This seems to be possible for all choices of $k$ and $n$. I found a page here by Dr. Ronald D. BAKER describing a more than sixty year old 'revolving door algorithm'.
When enumerating the k-element subsets of and n-set we are implicitly enumerating the partitions of the n-set into parts, one of size s=k and the other of size t=n-k. Hence the problem is often described as the enumeration of (s,t)-combinations. Suppose the think of the set as a collection of people and imagine them being divided into two adjacent rooms, k people in one room with the remaining n-k people in the other room. Now further imagine that there is a revolving door connecting the two rooms, and a change consists of an individual from each room entering that revolving door and exchanging sides. This analogy is the source of the moniker revolving door algorithm.

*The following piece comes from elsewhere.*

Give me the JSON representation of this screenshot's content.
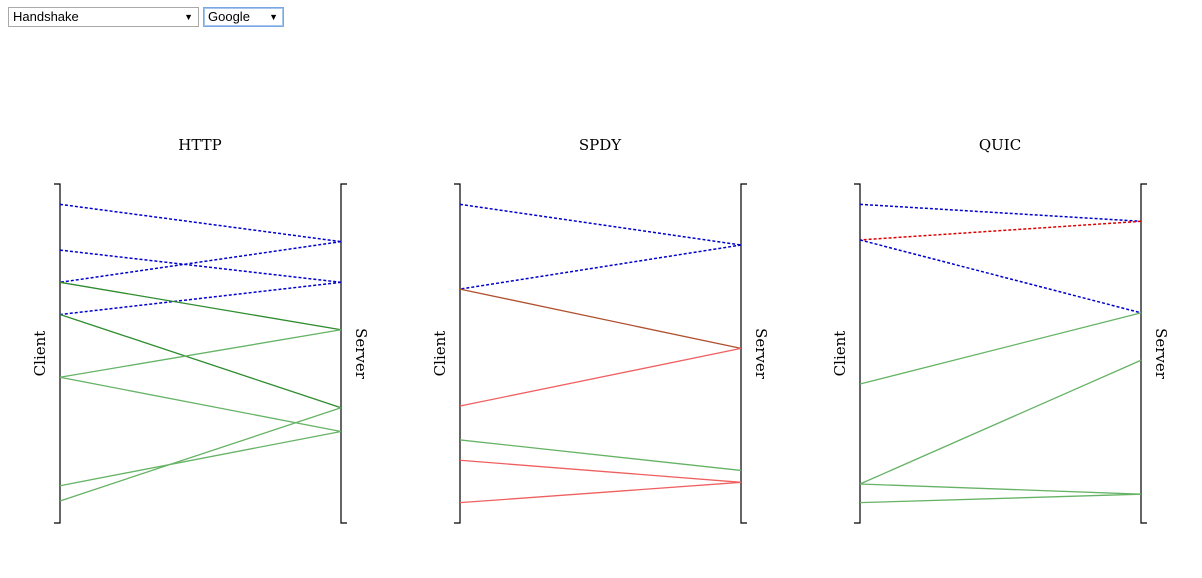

W. H. Payne created the following algorithm in 1959. The call to visit might, for example, output the k-subset or it might do the computations of an algorithm which needs all k-element subsets. Each k-subset is referenced by an index-list $c_k \dots c_2c_1$, the indices of the elements belonging to the subset sorted in order. Notice the code makes extensive use of conditionals, the branching command goto and line labels†.

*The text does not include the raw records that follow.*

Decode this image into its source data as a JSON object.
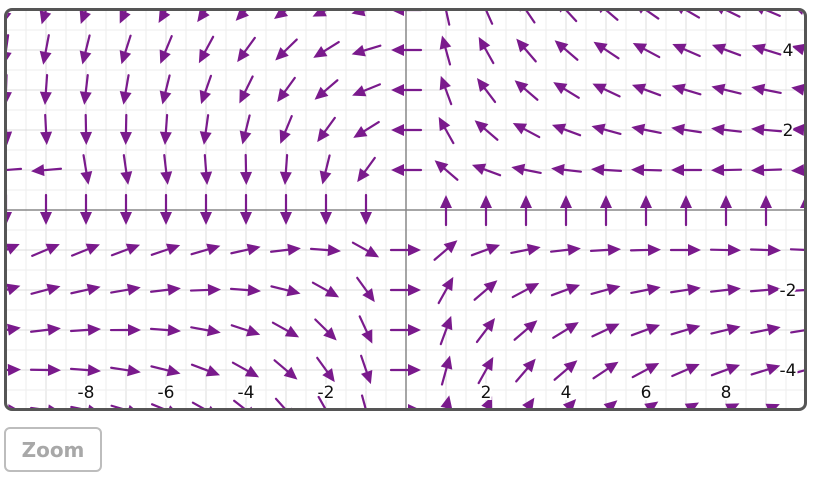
{
  "chart_data": {
    "type": "vector-field",
    "xlim": [
      -10,
      10
    ],
    "ylim": [
      -5,
      5
    ],
    "grid": true,
    "grid_step": 1,
    "arrow_color": "#7a1a8c",
    "arrow_spacing": 1,
    "x_tick_labels": [
      {
        "value": -8,
        "text": "-8"
      },
      {
        "value": -6,
        "text": "-6"
      },
      {
        "value": -4,
        "text": "-4"
      },
      {
        "value": -2,
        "text": "-2"
      },
      {
        "value": 2,
        "text": "2"
      },
      {
        "value": 4,
        "text": "4"
      },
      {
        "value": 6,
        "text": "6"
      },
      {
        "value": 8,
        "text": "8"
      }
    ],
    "y_tick_labels": [
      {
        "value": 4,
        "text": "4"
      },
      {
        "value": 2,
        "text": "2"
      },
      {
        "value": -2,
        "text": "-2"
      },
      {
        "value": -4,
        "text": "-4"
      }
    ]
  },
  "controls": {
    "zoom_label": "Zoom"
  }
}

algorithm RevDoorSubset(n, k)
Array C[1..k+1]
R1: for i ← 1 to k do // initialize C
C[i] ← i-1
end for
C[k+1] ← n
R2: visit(C[ ], k) // Do whatever is needed w/ subset (just print?)

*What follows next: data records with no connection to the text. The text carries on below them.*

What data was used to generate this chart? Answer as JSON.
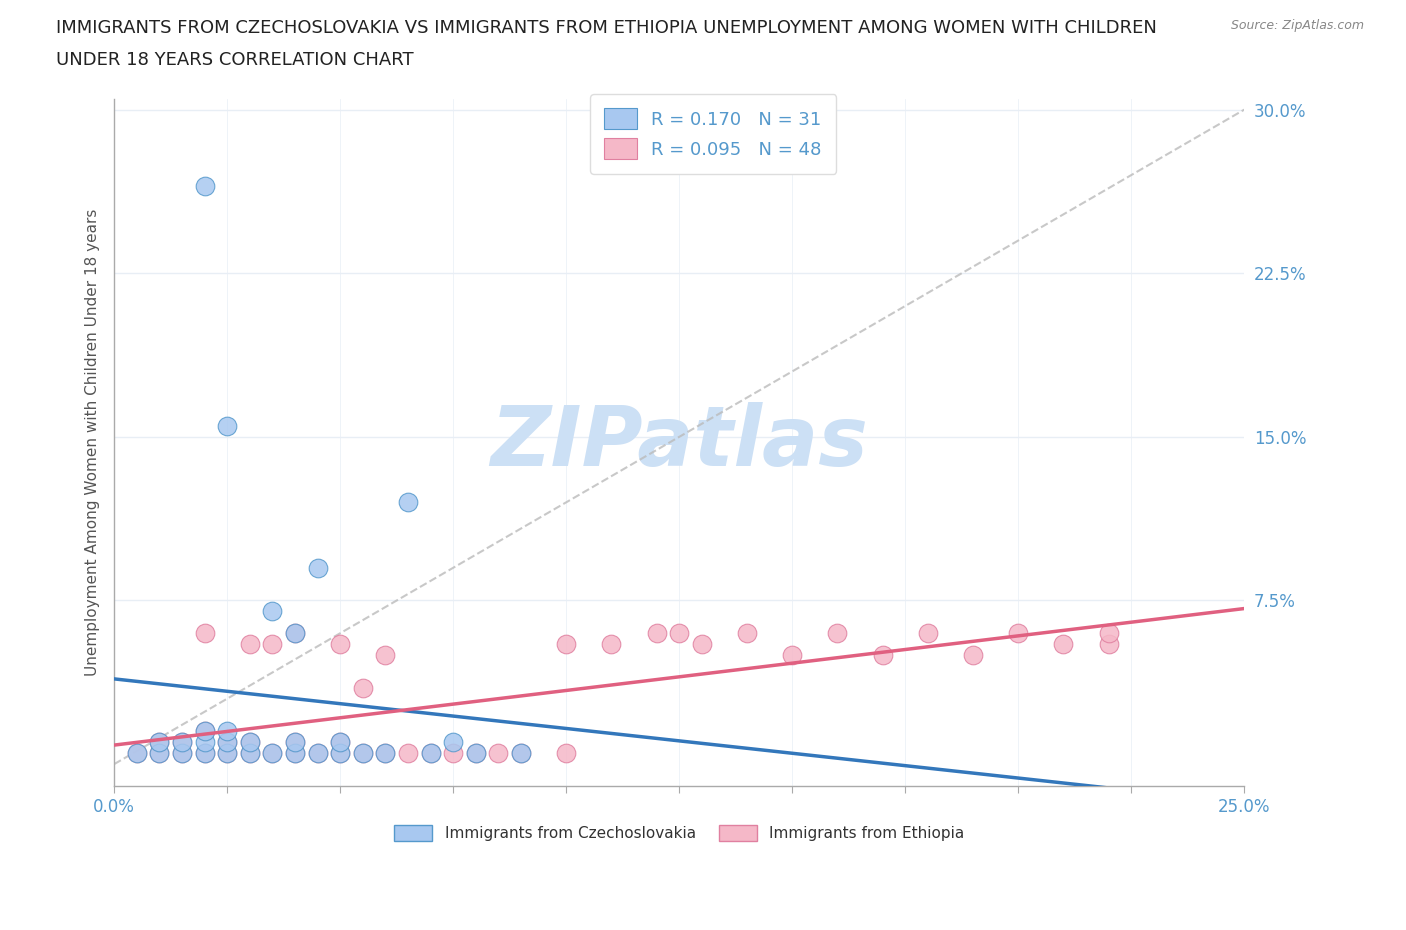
{
  "title_line1": "IMMIGRANTS FROM CZECHOSLOVAKIA VS IMMIGRANTS FROM ETHIOPIA UNEMPLOYMENT AMONG WOMEN WITH CHILDREN",
  "title_line2": "UNDER 18 YEARS CORRELATION CHART",
  "source_text": "Source: ZipAtlas.com",
  "ylabel": "Unemployment Among Women with Children Under 18 years",
  "xlim": [
    0.0,
    0.25
  ],
  "ylim": [
    -0.01,
    0.305
  ],
  "ytick_positions": [
    0.0,
    0.075,
    0.15,
    0.225,
    0.3
  ],
  "ytick_labels": [
    "",
    "7.5%",
    "15.0%",
    "22.5%",
    "30.0%"
  ],
  "xtick_positions": [
    0.0,
    0.025,
    0.05,
    0.075,
    0.1,
    0.125,
    0.15,
    0.175,
    0.2,
    0.225,
    0.25
  ],
  "xtick_labels": [
    "0.0%",
    "",
    "",
    "",
    "",
    "",
    "",
    "",
    "",
    "",
    "25.0%"
  ],
  "czech_R": 0.17,
  "czech_N": 31,
  "ethiopia_R": 0.095,
  "ethiopia_N": 48,
  "czech_color": "#a8c8f0",
  "czech_edge_color": "#5599cc",
  "czech_line_color": "#3377bb",
  "ethiopia_color": "#f5b8c8",
  "ethiopia_edge_color": "#e080a0",
  "ethiopia_line_color": "#e06080",
  "watermark": "ZIPatlas",
  "watermark_color": "#cce0f5",
  "background_color": "#ffffff",
  "grid_color": "#e8eef5",
  "axis_label_color": "#5599cc",
  "title_color": "#222222",
  "czech_x": [
    0.005,
    0.01,
    0.01,
    0.015,
    0.015,
    0.02,
    0.02,
    0.02,
    0.025,
    0.025,
    0.025,
    0.03,
    0.03,
    0.035,
    0.035,
    0.04,
    0.04,
    0.04,
    0.045,
    0.045,
    0.05,
    0.05,
    0.055,
    0.06,
    0.065,
    0.07,
    0.075,
    0.08,
    0.09,
    0.02,
    0.025
  ],
  "czech_y": [
    0.005,
    0.005,
    0.01,
    0.005,
    0.01,
    0.005,
    0.01,
    0.015,
    0.005,
    0.01,
    0.015,
    0.005,
    0.01,
    0.005,
    0.07,
    0.005,
    0.01,
    0.06,
    0.005,
    0.09,
    0.005,
    0.01,
    0.005,
    0.005,
    0.12,
    0.005,
    0.01,
    0.005,
    0.005,
    0.265,
    0.155
  ],
  "ethiopia_x": [
    0.005,
    0.01,
    0.01,
    0.015,
    0.015,
    0.02,
    0.02,
    0.025,
    0.025,
    0.03,
    0.03,
    0.035,
    0.035,
    0.04,
    0.04,
    0.045,
    0.05,
    0.05,
    0.055,
    0.055,
    0.06,
    0.06,
    0.065,
    0.07,
    0.075,
    0.08,
    0.085,
    0.09,
    0.1,
    0.1,
    0.11,
    0.12,
    0.125,
    0.13,
    0.14,
    0.15,
    0.16,
    0.17,
    0.18,
    0.19,
    0.2,
    0.21,
    0.22,
    0.22,
    0.02,
    0.03,
    0.04,
    0.05
  ],
  "ethiopia_y": [
    0.005,
    0.005,
    0.01,
    0.005,
    0.01,
    0.005,
    0.015,
    0.005,
    0.01,
    0.005,
    0.01,
    0.005,
    0.055,
    0.005,
    0.01,
    0.005,
    0.005,
    0.01,
    0.005,
    0.035,
    0.005,
    0.05,
    0.005,
    0.005,
    0.005,
    0.005,
    0.005,
    0.005,
    0.005,
    0.055,
    0.055,
    0.06,
    0.06,
    0.055,
    0.06,
    0.05,
    0.06,
    0.05,
    0.06,
    0.05,
    0.06,
    0.055,
    0.055,
    0.06,
    0.06,
    0.055,
    0.06,
    0.055
  ]
}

R3: if (k is odd) // the easy cases
if ( C[1]+1 < C[2] )
C[1] ← C[1]+1
goto R2
else
j ← 2
goto R4
fi
else
if ( C[1] > 0 )
C[1] ← C[1]-1
goto R2
else
j ← 2
goto R5
fi
fi
R4: if ( C[j] ≥ j ) // try to decrease C[j]
C[j] ← C[j-1]
C[j-1] ← j-2
goto R2
else
j ← j+1
fi
R5: if ( C[j] + 1 < C[j+1] ) // try to increase C[j]
C[j-1] ← C[j]
C[j] ← C[j] + 1
goto R2
else
j ← j + 1
if ( j ≤ k)
goto R4
fi
fi
return
end